Die Sonntage waren unsere grossen Festtage, an denen alle drei Mahlzeiten, namentlich aber das Mittagessen, eine ersehnte Abwechslung in die dürftige Einförmigkeit der Woche brachten. Über alle Beschreibung schön war aber der erste Sonntag in jedem Monat, an dem wir einen Schnaps zu Tische bekamen. Nachdem wir zwei Flaschen Spiritus für die Schlittenfahrt im Frühling zurückgestellt hatten, waren noch anderthalb Flaschen übrig. Bei gehöriger Verdünnung (ein Teil 96prozentiger Spiritus und ein Teil Wasser) reichte dies zu einem »Schnaps« für den ersten Sonntag in jedem Monat, wie zu einigen andern festlichen Tagen. Duse hatte eine kleine Taschenflasche mit einem Metallbecher, der bei dieser feierlichen Gelegenheit die Runde machte. Bei dem »Monatsschnaps« beglückwünschten wir uns gegenseitig, dass wir dem ersehnten Ziel wieder um einen Monat näher gerückt waren.

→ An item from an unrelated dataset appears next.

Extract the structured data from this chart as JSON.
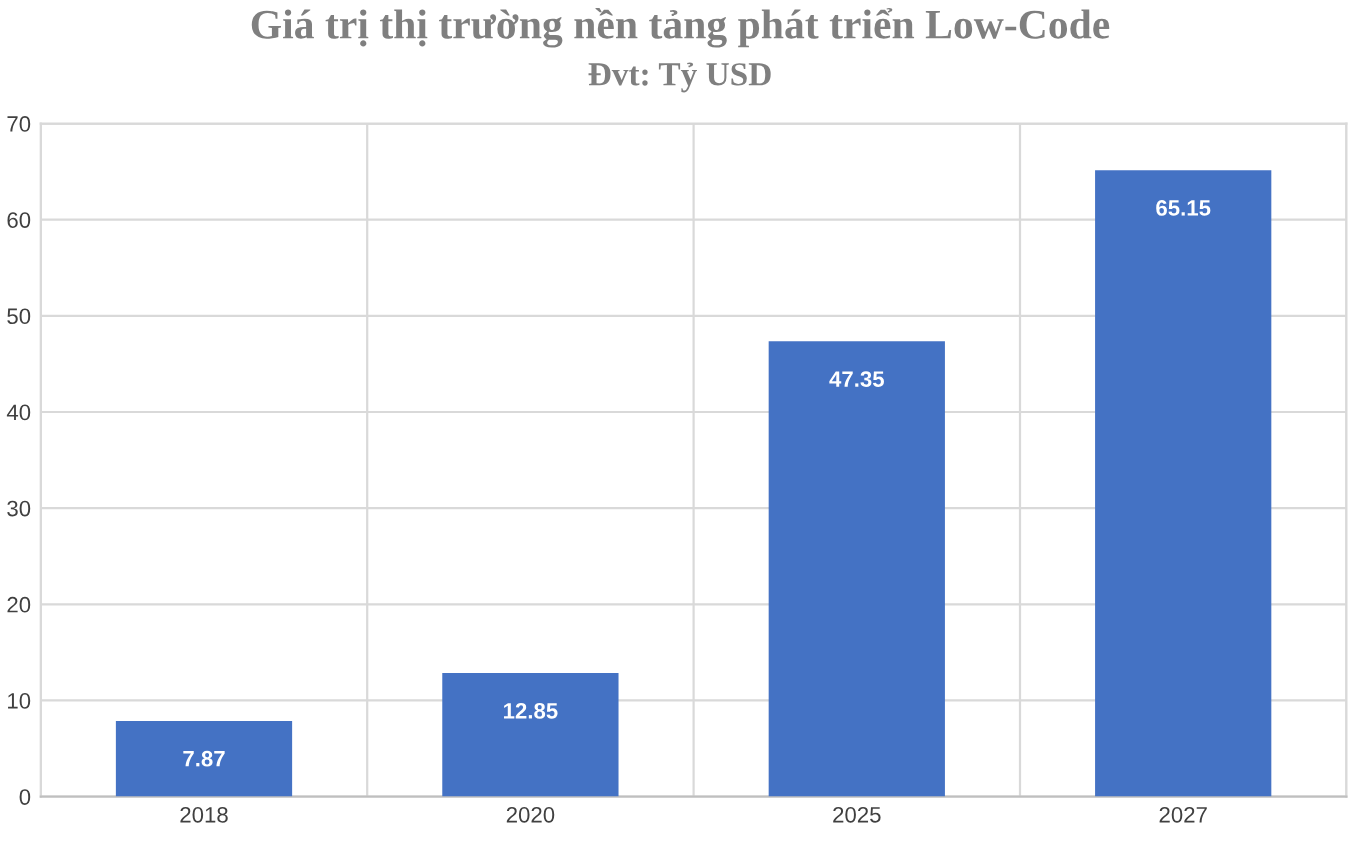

Einmal goss einer von uns aus Versehen seinen Schnaps zu schnell herunter. Er ärgerte sich den ganzen Monat darüber, als aber dann der nächste Schnaps kam, schlürfte er ihn mit tiefem Ernst und liess ihn langsam durch die Kehle gleiten.
Ganz ausnahmsweise setzten wir wohl einmal einen »Extra-Schnapstag« an. In erster Linie sind unter diesen die drei Geburtstage zu erwähnen. Wir waren alle drei gleichaltrig, und unsere Geburtstage fielen alle in die Zeit, die wir in der Steinhütte zubrachten. Zuerst wurde ich am 3. Juli 29 Jahre alt, dann feierte Duse seinen 30. Geburtstag am 2. August, und schliesslich, unmittelbar vor unserm Aufbruch, am 25. September, wurde Grundens 29. Geburtstag festlich begangen. Duse besass eine Miniatur-Flagge, die bei diesen feierlichen Gelegenheiten an der Zeltstange befestigt wurde, gerade über dem Kopf des Geburtstagskindes. Gratulationsreden und Erwiderungen wurden bei dem Schlürfen des Schnapses gehalten, und das Mittagessen hatte ein von der alltäglichen Anordnung abweichendes, für unsere Verhältnisse feierliches Gepräge.
An dem Nationaltag der Norweger, dem »siebzehnten Mai«, wollten Duse und ich Grunden eine kleine Überraschung bereiten. Ich waltete an diesem Tage des Amtes als Koch. Als die Kameraden, die am Vormittag fort gewesen waren, um ein auf dem Schnee festgefrorenes Seehundsfell loszueisen, zurückkehrten, wehte die Flagge von einem Schneeschuhstab herab, und ich bewirtete sie mit einem gründlich angebrannten Kuchen aus aufgeweichten Brotkrumen, einigen Stücken gedörrten Obstes, etwas Zucker und einigen Löffeln kondensierter Milch.
Am bedeutungsvollsten und denkwürdigsten unter unsern Festtagen waren jedoch die Mittsommer- oder hier unten vielmehr die Mittwintertage.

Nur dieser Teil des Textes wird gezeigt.